The Third Party Gambit
Reports last week suggesting that social conservative leaders would bolt the GOP nominated a pro-choice candidate (read: Rudy Giuliani) were met with defiant statements, not denials, from those same conservatives. Republicans, some social conservatives said, need to be sent a wake-up call, and while bolting the party would help a Democrat win the White House, they argue that the religious right needs to reassert itself as a driving force in the GOP.
But there's a hidden upside for Republicans, if not in the near term, then in the long run. By leaving Republicans and founding a party based solely on a social conservative agenda, the new team could help woo African American voters away from Democrats. Socially conservative African Americans, who have more in common with the white religious right but are loathe to cast a ballot for Republicans, are the targets of some early outreach, the Washington Times reports today.
African Americans are likely to feel more strongly against gay rights, more strongly pro-life and more strongly identified with a church. "As black conservative leaders, we would not be opposed to a third party that brings us together with our fellow Christians," Bishop Harry Jackson, who runs a mega-church near Washington, told the Times.
Still, socially conservative African Americans will need a lot of convincing to go with a candidate other than the Democratic nominee.
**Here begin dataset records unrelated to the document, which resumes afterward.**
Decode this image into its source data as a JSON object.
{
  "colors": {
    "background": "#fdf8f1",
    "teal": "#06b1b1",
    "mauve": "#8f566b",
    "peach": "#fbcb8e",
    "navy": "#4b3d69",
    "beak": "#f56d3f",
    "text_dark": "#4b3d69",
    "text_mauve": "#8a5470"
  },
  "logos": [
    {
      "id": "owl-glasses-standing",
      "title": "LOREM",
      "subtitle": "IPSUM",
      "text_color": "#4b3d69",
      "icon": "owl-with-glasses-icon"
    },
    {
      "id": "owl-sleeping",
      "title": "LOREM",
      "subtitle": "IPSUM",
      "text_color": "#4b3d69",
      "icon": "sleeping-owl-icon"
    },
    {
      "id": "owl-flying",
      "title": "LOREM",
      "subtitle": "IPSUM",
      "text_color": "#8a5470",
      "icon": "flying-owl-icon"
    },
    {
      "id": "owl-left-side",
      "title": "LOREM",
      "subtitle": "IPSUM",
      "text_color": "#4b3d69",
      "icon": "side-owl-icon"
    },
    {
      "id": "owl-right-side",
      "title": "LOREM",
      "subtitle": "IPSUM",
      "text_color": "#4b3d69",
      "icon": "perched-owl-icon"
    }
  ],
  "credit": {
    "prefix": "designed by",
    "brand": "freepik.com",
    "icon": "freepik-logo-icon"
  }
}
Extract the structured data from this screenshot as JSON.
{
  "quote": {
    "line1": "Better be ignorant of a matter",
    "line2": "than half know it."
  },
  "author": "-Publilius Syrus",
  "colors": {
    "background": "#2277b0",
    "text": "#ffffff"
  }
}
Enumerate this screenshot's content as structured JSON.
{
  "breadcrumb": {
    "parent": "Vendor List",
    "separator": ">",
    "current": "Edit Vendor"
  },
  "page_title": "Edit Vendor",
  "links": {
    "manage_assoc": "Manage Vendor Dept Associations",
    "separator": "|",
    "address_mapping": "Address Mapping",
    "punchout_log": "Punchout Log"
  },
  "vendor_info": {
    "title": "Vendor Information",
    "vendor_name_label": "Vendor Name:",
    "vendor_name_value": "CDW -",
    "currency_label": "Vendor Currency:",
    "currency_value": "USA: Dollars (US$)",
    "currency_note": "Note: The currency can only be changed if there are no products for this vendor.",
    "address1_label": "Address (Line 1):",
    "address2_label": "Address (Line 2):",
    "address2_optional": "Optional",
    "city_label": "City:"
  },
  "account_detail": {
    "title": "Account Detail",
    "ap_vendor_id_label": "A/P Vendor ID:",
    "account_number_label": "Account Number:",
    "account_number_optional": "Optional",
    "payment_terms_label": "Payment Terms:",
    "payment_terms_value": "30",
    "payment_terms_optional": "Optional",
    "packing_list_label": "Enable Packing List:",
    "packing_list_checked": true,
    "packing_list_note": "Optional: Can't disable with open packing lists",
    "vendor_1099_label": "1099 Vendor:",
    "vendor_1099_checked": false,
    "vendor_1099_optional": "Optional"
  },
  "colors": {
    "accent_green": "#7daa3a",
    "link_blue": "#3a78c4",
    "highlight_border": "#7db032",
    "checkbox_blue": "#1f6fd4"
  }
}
Just 11% of African Americans voted for President Bush in 2004. Two other factors make life difficult for a socially conservative third party: First, African Americans remain hugely supportive of both Sens. Barack Obama and Hillary Clinton.
Second, both leading Democrats, and others running for the nomination, are talking more openly about faith. Obama gave a guest sermon at an African American mega-church in Greenville, South Carolina, this weekend. Obama, said former Ohio Republican Secretary of State Ken Blackwell who works at the Family Research Council, "hijacked the language" of African American evangelical leaders. But Obama, Clinton and others are less shy about discussing their faith, which could delay a third party's success.